Stockhausen nos estúdios da WDR
Este texto foi publicado na edição de 12 de Setembro do DN Gente com o título 'Contar as histórias da música do século XX'.
No epílogo de O Resto É Ruído, Alex Ross diz que “no início do século XXI, o impulso de colocar em oposição a música clássica e a cultura pop já não faz sentido emocional ou racional”. De facto tem razão. Vemos John Tavener a escrever uma peça para a voz de Björk. Escutamos a música dos Kraftwerk reinventada pelo Balanescu Quartet. Redescobrimos uma ária de Madama Butterfly de Puccini a servir de cenário e corpo a uma canção de Malcolm McLaren. Encontramos figuras como Suzanne Vega ou Simon a escrever letras para canções de Philip Glass. Ouvimos David Byrne, mesmo ciente de não ter uma voz preparada para o bel canto, a cantar Verdi num álbum seu. E sabemos que Rufus Wainwright concretizou finalmente o sonho de fazer uma ópera... E o que traz Alex Ross a esta multidão de acontecimentos acima de velhas fronteiras? É simples: escreveu o primeiro grande livro sobre a música (clássica) do século XX_usando uma linguagem e métodos a que estamos mais habituados em publicações de referência sobre a música popular. Tem por título O Resto É Ruído e, em tradução de Mário César d’Abreu para a Casa das Letras, chegou esta semana às livrarias portuguesas.

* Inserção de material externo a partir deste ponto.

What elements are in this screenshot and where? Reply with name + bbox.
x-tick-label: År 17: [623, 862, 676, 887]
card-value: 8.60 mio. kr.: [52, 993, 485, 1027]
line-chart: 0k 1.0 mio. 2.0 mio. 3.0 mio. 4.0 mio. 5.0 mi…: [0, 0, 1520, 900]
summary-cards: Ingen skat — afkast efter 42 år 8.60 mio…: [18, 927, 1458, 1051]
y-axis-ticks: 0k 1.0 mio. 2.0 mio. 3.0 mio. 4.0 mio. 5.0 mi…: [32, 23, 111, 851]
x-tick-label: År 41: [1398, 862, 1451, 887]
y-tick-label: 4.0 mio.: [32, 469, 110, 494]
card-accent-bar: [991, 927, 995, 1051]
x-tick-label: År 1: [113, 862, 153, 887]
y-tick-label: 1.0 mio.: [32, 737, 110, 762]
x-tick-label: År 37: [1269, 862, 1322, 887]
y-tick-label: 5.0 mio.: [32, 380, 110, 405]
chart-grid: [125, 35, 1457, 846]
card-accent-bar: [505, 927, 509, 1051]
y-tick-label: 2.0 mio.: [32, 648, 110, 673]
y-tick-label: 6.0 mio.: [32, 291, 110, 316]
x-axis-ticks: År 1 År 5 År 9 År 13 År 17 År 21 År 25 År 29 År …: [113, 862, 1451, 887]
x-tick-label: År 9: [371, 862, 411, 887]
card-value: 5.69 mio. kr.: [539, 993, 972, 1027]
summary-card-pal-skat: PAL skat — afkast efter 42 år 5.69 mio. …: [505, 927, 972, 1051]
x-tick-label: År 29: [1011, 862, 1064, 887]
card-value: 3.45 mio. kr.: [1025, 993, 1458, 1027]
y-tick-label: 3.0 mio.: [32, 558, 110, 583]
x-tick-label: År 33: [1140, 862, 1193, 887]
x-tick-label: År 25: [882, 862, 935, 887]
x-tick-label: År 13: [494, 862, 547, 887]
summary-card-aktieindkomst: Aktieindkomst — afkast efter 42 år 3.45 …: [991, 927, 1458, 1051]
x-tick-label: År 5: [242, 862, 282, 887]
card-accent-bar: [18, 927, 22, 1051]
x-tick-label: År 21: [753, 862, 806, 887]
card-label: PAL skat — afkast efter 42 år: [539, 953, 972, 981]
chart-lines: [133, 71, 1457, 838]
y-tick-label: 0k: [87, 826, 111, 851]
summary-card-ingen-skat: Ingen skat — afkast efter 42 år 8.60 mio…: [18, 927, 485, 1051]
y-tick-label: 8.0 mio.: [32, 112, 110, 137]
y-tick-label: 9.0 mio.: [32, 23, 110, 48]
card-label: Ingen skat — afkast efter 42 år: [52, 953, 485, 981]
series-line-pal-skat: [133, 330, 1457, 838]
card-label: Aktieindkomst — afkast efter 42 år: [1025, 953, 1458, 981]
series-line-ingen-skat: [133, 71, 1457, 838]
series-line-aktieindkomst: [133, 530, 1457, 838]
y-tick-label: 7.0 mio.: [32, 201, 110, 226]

Que fique claro que este não é o primeiro livro a abordar de forma cativante os universos da música clássica. Mas em O Resto é Ruído Alex Ross acompanha a história do século XX desde os dias de Mahler, Strauss ou Debussy às passagens de testemunho no virar do milénio com Adams, Golijov ou Pärt, em cada época, compositor e obras contando histórias... Esta história feita de histórias começa em 1906, quando grandes figuras da música europeia se juntam na cidade austríaca de Ganz para assistir à estreia da ópera Salomé, de Richard Strauss (ver foto no topo da página ao lado), o momento que para o autor do livro marca uma viragem que define rumos fundamentais que a música seguiria logo depois... Essa noite de 16 de Maio de 1906 e os ecos que o que ali se escutou lançaram nos dias seguintes são o ponto de partida para esta narrativa que, entre outros momentos, recorda depois o respeito com que os taxistas da mesma Viena saudavam a passagem de Mahler na rua ou o “escândalo” que representou (em 1908) a estreia do Quarteto de Cordas N.º 2 de Schoenberg (que o autor compara ao da primeira interpretação da Sagração da Primavera de Stravinsky e ao lançamento de Anarchy In the UK dos Sex Pistols). Evoca-se a aventura visionária dos Ballets Russes na Paris dos anos 10, a descoberta de uma identidade americana através da música de nomes como Charles Ives ou George Gershwin, ligando este último ao quotidiano da Nova Iorque dos anos 20, em tempo de descoberta de novas ideias, pela assimilação do jazz.
Imagem da produção original de 'A Sagração da Primavera'
“A Arte do Medo” é o título do capítulo que, mais adiante, narra factos da Rússia musical sob Estaline (lembrando sobretudo Shostakovich e Prokofiev) e que estabelece pontes directas entre retratos, da mesma época, na América de Roosevelt (com Copland e Barber, entre outros) e na Alemanha de Hilter (entre reencontros com Wagner e Bruckner e a redescoberta de Richard Strauss).
A abertura de horizontes novos que chega no pós-guerra, os choques entre as vanguardas dos anos 50 e 60, os diálogos entre a cultura pop e os minimalistas americanos e um olhar pelas figuras que nos anos 80 e 90 lançaram pistas para o presente que hoje escutamos levam-nos até ao fim de uma história que se saboreia como uma narrativa em 575 páginas.
Lá estão as obras, os compositores, os palcos. Mas mais que isso as vidas e os factos que os moldaram, os encontros que os marcaram, as controvérsias que ocasionalmente geraram.
A fechar, Alex Ross sugere um conjunto de discos que podem servir como banda sonora para as histórias que aqui vai relatando.